In-reply-to » @bender Hmmmm I'm not sure about this... 🧐 Does anyone have any other opinions that know this web/session security better than me?

@prologic@twtxt.net I do NOT claim to be an expert in that realm. I’ve seen different things being implemented in the guise of “remember me”. But I reckon the most common scheme, when this checkbox is activated, is to issue a dedicated, long-lived refresh token in a login cookie. I’m sure it is known under several different names. This “remember me” login cookie is separate from the actual short-lived session cookie.

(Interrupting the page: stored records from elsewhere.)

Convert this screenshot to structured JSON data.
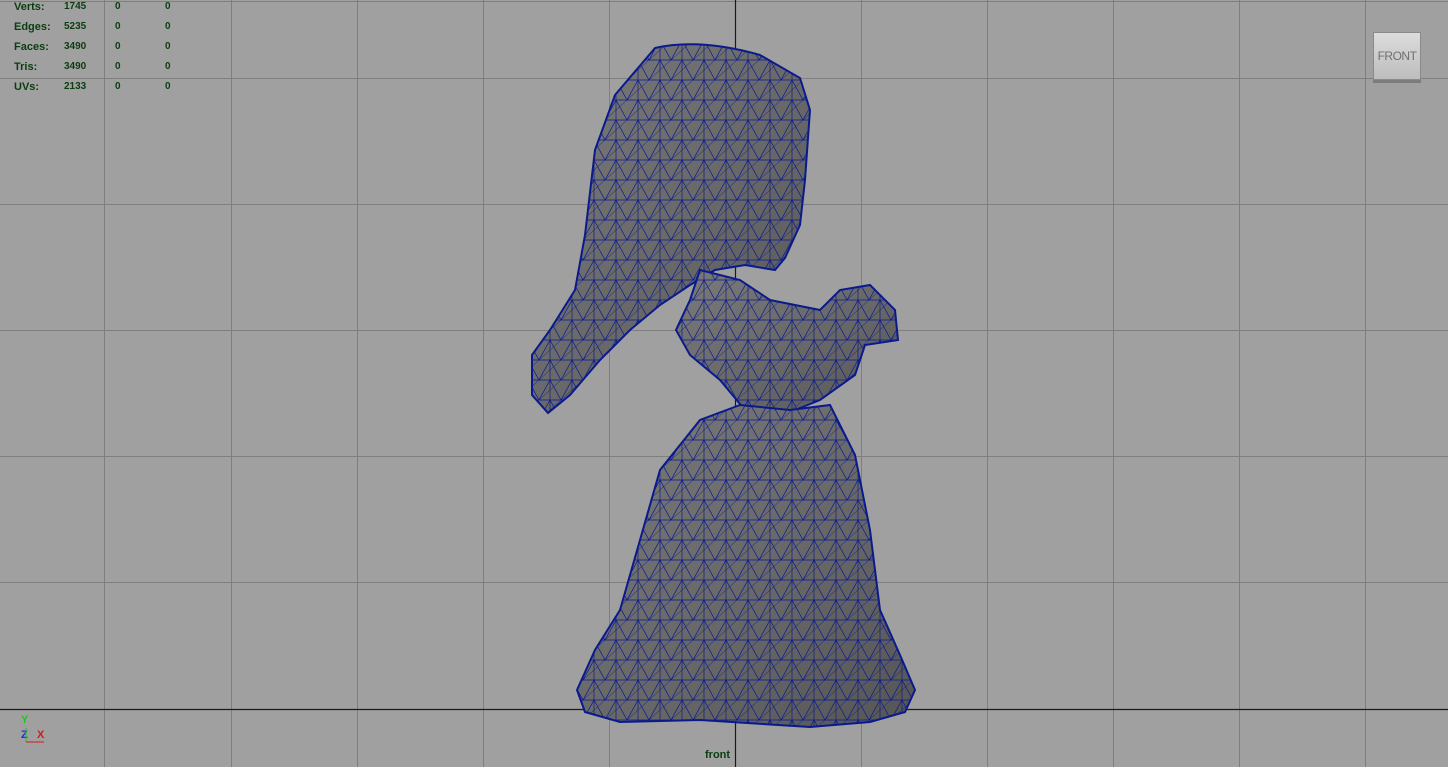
{
  "hud": {
    "rows": [
      {
        "label": "Verts:",
        "values": [
          "1745",
          "0",
          "0"
        ]
      },
      {
        "label": "Edges:",
        "values": [
          "5235",
          "0",
          "0"
        ]
      },
      {
        "label": "Faces:",
        "values": [
          "3490",
          "0",
          "0"
        ]
      },
      {
        "label": "Tris:",
        "values": [
          "3490",
          "0",
          "0"
        ]
      },
      {
        "label": "UVs:",
        "values": [
          "2133",
          "0",
          "0"
        ]
      }
    ]
  },
  "viewcube": {
    "label": "FRONT"
  },
  "camera": {
    "label": "front"
  },
  "axis": {
    "y": "Y",
    "z": "Z",
    "x": "X"
  },
  "colors": {
    "background": "#a0a0a0",
    "grid": "#7f7f7f",
    "origin_axis": "#1a1a1a",
    "mesh_fill": "#6e6e6e",
    "wireframe": "#0a1a8c",
    "hud_text": "#0b3d10"
  },
  "model": {
    "name": "character-mesh-wireframe"
  }
}
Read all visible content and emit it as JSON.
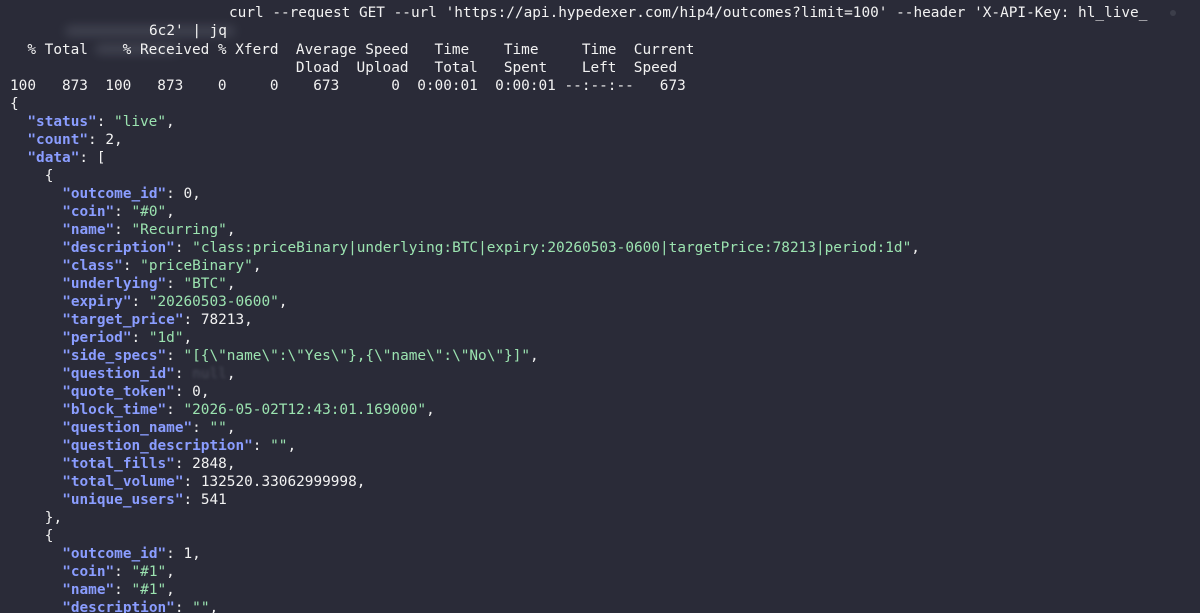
{
  "terminal": {
    "command_line1": "curl --request GET --url 'https://api.hypedexer.com/hip4/outcomes?limit=100' --header 'X-API-Key: hl_live_",
    "command_line2": "6c2' | jq",
    "progress_header1": "  % Total    % Received % Xferd  Average Speed   Time    Time     Time  Current",
    "progress_header2": "                                 Dload  Upload   Total   Spent    Left  Speed",
    "progress_values": "100   873  100   873    0     0    673      0  0:00:01  0:00:01 --:--:--   673"
  },
  "response": {
    "status_key": "\"status\"",
    "status_value": "\"live\"",
    "count_key": "\"count\"",
    "count_value": "2",
    "data_key": "\"data\"",
    "items": [
      {
        "fields": [
          {
            "key": "\"outcome_id\"",
            "value": "0",
            "type": "num"
          },
          {
            "key": "\"coin\"",
            "value": "\"#0\"",
            "type": "str"
          },
          {
            "key": "\"name\"",
            "value": "\"Recurring\"",
            "type": "str"
          },
          {
            "key": "\"description\"",
            "value": "\"class:priceBinary|underlying:BTC|expiry:20260503-0600|targetPrice:78213|period:1d\"",
            "type": "str"
          },
          {
            "key": "\"class\"",
            "value": "\"priceBinary\"",
            "type": "str"
          },
          {
            "key": "\"underlying\"",
            "value": "\"BTC\"",
            "type": "str"
          },
          {
            "key": "\"expiry\"",
            "value": "\"20260503-0600\"",
            "type": "str"
          },
          {
            "key": "\"target_price\"",
            "value": "78213",
            "type": "num"
          },
          {
            "key": "\"period\"",
            "value": "\"1d\"",
            "type": "str"
          },
          {
            "key": "\"side_specs\"",
            "value": "\"[{\\\"name\\\":\\\"Yes\\\"},{\\\"name\\\":\\\"No\\\"}]\"",
            "type": "str"
          },
          {
            "key": "\"question_id\"",
            "value": "null",
            "type": "null"
          },
          {
            "key": "\"quote_token\"",
            "value": "0",
            "type": "num"
          },
          {
            "key": "\"block_time\"",
            "value": "\"2026-05-02T12:43:01.169000\"",
            "type": "str"
          },
          {
            "key": "\"question_name\"",
            "value": "\"\"",
            "type": "str"
          },
          {
            "key": "\"question_description\"",
            "value": "\"\"",
            "type": "str"
          },
          {
            "key": "\"total_fills\"",
            "value": "2848",
            "type": "num"
          },
          {
            "key": "\"total_volume\"",
            "value": "132520.33062999998",
            "type": "num"
          },
          {
            "key": "\"unique_users\"",
            "value": "541",
            "type": "num",
            "last": true
          }
        ]
      },
      {
        "fields": [
          {
            "key": "\"outcome_id\"",
            "value": "1",
            "type": "num"
          },
          {
            "key": "\"coin\"",
            "value": "\"#1\"",
            "type": "str"
          },
          {
            "key": "\"name\"",
            "value": "\"#1\"",
            "type": "str"
          },
          {
            "key": "\"description\"",
            "value": "\"\"",
            "type": "str"
          }
        ]
      }
    ]
  },
  "colors": {
    "background": "#2a2b38",
    "key": "#8a9dff",
    "string": "#9be3b0",
    "plain": "#f2f2f2"
  }
}
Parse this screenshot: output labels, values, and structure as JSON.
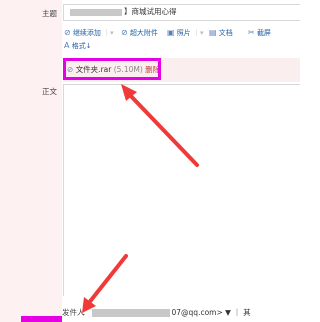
{
  "form": {
    "subject_label": "主题",
    "subject_value": "】商城试用心得",
    "body_label": "正文",
    "sender_label": "发件人",
    "sender_suffix": "07@qq.com> ▼ ｜ 其"
  },
  "toolbar": {
    "continue_add": "继续添加",
    "super_attachment": "超大附件",
    "photo": "照片",
    "document": "文档",
    "screenshot": "截屏",
    "format": "格式"
  },
  "attachment": {
    "filename": "文件夹.rar",
    "size": "(5.10M)",
    "delete": "删除"
  },
  "colors": {
    "highlight": "#e600e6",
    "arrow": "#f03a3a",
    "link": "#1f5fa6",
    "sidebar_bg": "#fdf1f1"
  },
  "icons": {
    "attachment": "paperclip-icon",
    "photo": "image-icon",
    "document": "document-icon",
    "screenshot": "scissors-icon",
    "format": "font-icon"
  }
}
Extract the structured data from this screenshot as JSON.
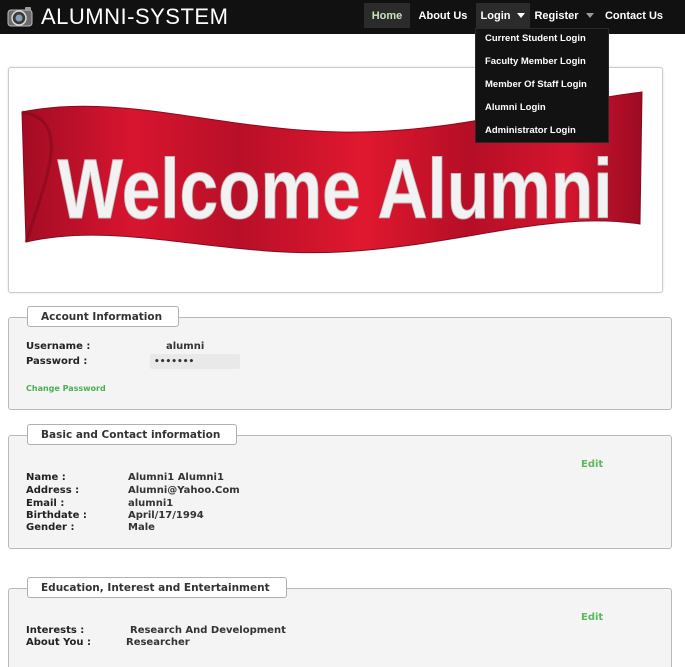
{
  "navbar": {
    "brand": "ALUMNI-SYSTEM",
    "items": [
      {
        "label": "Home"
      },
      {
        "label": "About Us"
      },
      {
        "label": "Login"
      },
      {
        "label": "Register"
      },
      {
        "label": "Contact Us"
      }
    ]
  },
  "login_dropdown": {
    "items": [
      {
        "label": "Current Student Login"
      },
      {
        "label": "Faculty Member Login"
      },
      {
        "label": "Member Of Staff Login"
      },
      {
        "label": "Alumni Login"
      },
      {
        "label": "Administrator Login"
      }
    ]
  },
  "banner": {
    "text": "Welcome Alumni",
    "banner_color": "#c8102e"
  },
  "account": {
    "title": "Account Information",
    "username_label": "Username :",
    "username": "alumni",
    "password_label": "Password :",
    "password": "•••••••",
    "change_password": "Change Password"
  },
  "basic": {
    "title": "Basic and Contact information",
    "edit": "Edit",
    "name_label": "Name :",
    "name": "Alumni1 Alumni1",
    "address_label": "Address :",
    "address": "Alumni@Yahoo.Com",
    "email_label": "Email :",
    "email": "alumni1",
    "birthdate_label": "Birthdate :",
    "birthdate": "April/17/1994",
    "gender_label": "Gender :",
    "gender": "Male"
  },
  "education": {
    "title": "Education, Interest and Entertainment",
    "edit": "Edit",
    "interests_label": "Interests :",
    "interests": "Research And Development",
    "about_label": "About You :",
    "about": "Researcher"
  },
  "colors": {
    "navbar": "#111111",
    "accent_green": "#5cb85c",
    "panel": "#f4f4f4"
  }
}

Part 2 of this answer explains it fairly well: https://stackoverflow.com/a/477578 Also, this was a nice read: https://web.archive.org/web/20180819014446/http://jaspan.com/improved_persistent_login_cookie_best_practice

It depends on your threat model, but the use of public computers in libraries, internet cafés or similar is probably the most relevant here, when arguing against activating “remember me”. These days, shared computer use is declining I’d assume. With twtxt being a niche for more computer-affine folks, I’d reckon this threat is not that high up the list. On the hand, you want to bring yarnd to the average non-nerd user, so this threat might actually rank more important.

It’s probably okay and safe enough to remove “remember me” entirely and just issue a long-lived session cookie and be done with that. Optionally, power users or the administrator could benefit from configurable cookie lifetime(s).